Certains ministres préparent leur discours, d’autres uniquement des listes à puces. Ce qui varie aussi selon la situation, ajoute Liz Thielen, attachée de presse du Premier ministre. Et même quand les discours sont prêts à l’avance, les chiffres sont souvent mis à jour au tout dernier moment, pour être les plus actuels possible. Sans parler des conférences de presse, qui se préparent à la hussarde juste après les conseils de gouvernement. «Nous faisons de notre mieux pour que ce soit le meilleur service possible», pour la traduction en français, comme celle en langue des signes, précise-t-elle.

Avant la crise sanitaire, les conférences de presse étaient traduites «de manière ponctuelle», rappelle-t-elle. «Avec le Covid, nous avons voulu rendre l’information aussi accessible que possible. Je pense que c’est quelque chose qui continuera.»

Malgré tout, «il est compliqué d’éviter toute erreur», admet Jean-Claude Olivier. «Ce sont des professionnels, nous supposons qu’ils se trompent le moins possible.» Il rappelle qu’un travail de traduction est ensuite effectué pour sous-titrer les conférences de presse, visionnables en replay souvent un ou plusieurs jours après. Dans ces cas-là, il affirme que tout est revérifié.

Dans d’autres pays, comme la Belgique, les conférences de presse n’ont lieu qu’une fois un document prêt et transmis aux interprètes, aux médias. Ce qui assure l’interprétation la plus fiable possible et un écho précis sur les sites d’information. Le prix à payer est celui de la patience, et il n’est pas rare qu’une à deux heures s’écoulent entre la fin d’une réunion et la communication officielle de son contenu.

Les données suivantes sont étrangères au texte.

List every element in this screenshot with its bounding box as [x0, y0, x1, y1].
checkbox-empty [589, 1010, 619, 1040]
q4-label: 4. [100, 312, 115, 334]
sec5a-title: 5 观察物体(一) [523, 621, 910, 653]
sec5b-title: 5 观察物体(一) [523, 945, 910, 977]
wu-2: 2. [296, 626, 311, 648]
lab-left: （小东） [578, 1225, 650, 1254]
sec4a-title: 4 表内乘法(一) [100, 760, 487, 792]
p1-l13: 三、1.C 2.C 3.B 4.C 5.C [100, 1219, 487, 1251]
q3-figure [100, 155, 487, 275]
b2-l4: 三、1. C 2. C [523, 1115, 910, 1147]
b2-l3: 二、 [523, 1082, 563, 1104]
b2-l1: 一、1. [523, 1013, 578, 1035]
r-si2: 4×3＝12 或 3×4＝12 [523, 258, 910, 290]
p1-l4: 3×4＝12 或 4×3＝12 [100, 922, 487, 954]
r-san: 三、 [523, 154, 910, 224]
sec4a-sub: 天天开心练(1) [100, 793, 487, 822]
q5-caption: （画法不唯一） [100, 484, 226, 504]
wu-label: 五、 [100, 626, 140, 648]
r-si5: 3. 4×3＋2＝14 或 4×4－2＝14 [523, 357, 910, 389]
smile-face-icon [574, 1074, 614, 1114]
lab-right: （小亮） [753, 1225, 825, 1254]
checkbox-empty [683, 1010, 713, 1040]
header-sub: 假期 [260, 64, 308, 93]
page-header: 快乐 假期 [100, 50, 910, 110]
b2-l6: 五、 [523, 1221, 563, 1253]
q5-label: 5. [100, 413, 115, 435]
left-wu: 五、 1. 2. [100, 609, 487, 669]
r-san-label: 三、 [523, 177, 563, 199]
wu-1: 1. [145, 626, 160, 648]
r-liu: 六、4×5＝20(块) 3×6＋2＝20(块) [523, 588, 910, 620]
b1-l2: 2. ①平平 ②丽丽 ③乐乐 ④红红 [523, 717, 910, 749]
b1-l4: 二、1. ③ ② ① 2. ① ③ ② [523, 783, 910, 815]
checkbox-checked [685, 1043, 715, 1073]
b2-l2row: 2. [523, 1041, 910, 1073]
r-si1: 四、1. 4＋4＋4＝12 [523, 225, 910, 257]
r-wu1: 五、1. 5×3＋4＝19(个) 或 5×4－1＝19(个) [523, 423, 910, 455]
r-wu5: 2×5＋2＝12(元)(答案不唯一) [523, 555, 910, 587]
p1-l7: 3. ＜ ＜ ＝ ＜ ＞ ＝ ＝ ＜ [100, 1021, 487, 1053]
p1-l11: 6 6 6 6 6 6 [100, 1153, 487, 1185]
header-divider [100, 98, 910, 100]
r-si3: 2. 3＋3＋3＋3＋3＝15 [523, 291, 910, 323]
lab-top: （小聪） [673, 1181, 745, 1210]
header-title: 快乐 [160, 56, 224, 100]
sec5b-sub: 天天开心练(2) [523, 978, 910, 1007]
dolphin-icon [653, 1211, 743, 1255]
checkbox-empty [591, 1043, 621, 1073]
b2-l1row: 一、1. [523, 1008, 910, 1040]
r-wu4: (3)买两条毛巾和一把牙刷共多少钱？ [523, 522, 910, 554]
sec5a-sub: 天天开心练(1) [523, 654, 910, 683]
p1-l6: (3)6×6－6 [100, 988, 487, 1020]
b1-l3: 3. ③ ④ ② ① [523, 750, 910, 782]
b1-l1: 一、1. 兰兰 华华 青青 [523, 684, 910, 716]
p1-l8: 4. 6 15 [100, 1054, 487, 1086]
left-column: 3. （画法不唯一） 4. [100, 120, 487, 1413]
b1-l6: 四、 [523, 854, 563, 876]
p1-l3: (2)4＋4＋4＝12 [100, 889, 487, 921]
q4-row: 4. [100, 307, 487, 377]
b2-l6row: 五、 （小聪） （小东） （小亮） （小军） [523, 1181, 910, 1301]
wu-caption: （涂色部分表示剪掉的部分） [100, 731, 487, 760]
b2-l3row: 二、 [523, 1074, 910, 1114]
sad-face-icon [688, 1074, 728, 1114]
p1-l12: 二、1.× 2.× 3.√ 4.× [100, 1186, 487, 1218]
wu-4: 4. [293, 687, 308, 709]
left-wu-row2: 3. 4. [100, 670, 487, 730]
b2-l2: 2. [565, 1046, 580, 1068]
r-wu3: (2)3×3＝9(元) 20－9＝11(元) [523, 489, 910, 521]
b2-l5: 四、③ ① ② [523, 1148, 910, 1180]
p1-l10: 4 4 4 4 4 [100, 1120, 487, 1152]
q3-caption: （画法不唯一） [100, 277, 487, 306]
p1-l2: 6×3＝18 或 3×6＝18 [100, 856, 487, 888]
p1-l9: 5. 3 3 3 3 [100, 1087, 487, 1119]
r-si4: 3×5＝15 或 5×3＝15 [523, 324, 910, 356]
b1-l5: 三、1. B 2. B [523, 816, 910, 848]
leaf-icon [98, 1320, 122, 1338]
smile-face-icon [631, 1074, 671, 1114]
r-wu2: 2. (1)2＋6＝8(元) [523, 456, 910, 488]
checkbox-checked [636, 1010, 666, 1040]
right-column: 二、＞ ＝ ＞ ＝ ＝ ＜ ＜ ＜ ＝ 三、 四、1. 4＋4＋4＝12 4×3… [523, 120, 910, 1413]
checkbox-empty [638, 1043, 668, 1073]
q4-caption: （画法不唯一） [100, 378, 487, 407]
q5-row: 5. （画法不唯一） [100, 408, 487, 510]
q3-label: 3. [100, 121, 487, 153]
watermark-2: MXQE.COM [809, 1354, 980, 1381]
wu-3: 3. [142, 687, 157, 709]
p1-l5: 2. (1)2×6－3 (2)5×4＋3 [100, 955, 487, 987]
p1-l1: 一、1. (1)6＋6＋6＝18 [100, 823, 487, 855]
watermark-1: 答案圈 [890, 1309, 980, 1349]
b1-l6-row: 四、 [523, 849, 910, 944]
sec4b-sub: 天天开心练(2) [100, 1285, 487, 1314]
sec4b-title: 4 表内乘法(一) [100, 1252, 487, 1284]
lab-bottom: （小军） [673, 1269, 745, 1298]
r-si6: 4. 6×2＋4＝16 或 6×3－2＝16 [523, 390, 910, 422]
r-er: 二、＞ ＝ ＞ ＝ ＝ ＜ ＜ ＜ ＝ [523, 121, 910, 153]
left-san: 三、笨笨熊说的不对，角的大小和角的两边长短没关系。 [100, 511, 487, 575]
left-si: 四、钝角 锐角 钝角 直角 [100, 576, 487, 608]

Trois à quatre interprètes

Au Luxembourg, les interprètes sont employés par la société externe Meetincs. Elle a été désignée au début de la crise via un , raconte Jean-Claude Olivier, pour obtenir une solution rapide. Un marché public a ensuite été passé fin 2020, auquel trois entreprises auraient participé, mais qui a été remporté par Meetincs, qui présentait «l’offre la plus avantageuse». Demandé pour être consulté, l’appel d’offres n’a pas été transmis à Paperjam.

Selon le directeur du SIP, trois à quatre personnes de l’entreprise reviennent régulièrement pour les conférences de presse et se relaient selon leur durée. Il faut compter en moyenne une demi-heure d’activité par personne, mais «cela est variable, ce n’est pas du tout un chiffre absolu».

Qualité non validée par l’AIIC

«Les prestations pour la traduction des conférences de presse n’auraient certainement pas le label de qualité AIIC», commente de son côté le bureau luxembourgeois de l’Association internationale des interprètes de conférence (AIIC). «Même si la combinaison linguistique luxembourgeois vers français est rare, il existe au Luxembourg un réseau d’excellents interprètes, qualifiés, expérimentés et compétents soumis à un code de déontologie et à des normes professionnelles strictes.»

On distingue le traducteur de l’interprète, le premier travaillant surtout à l’écrit, et le second, à l’oral. Interrogée à ce sujet, Meetincs nous assure que ce sont des «interprètes de formation», et non des traducteurs, qui s’occupent des discours du gouvernement.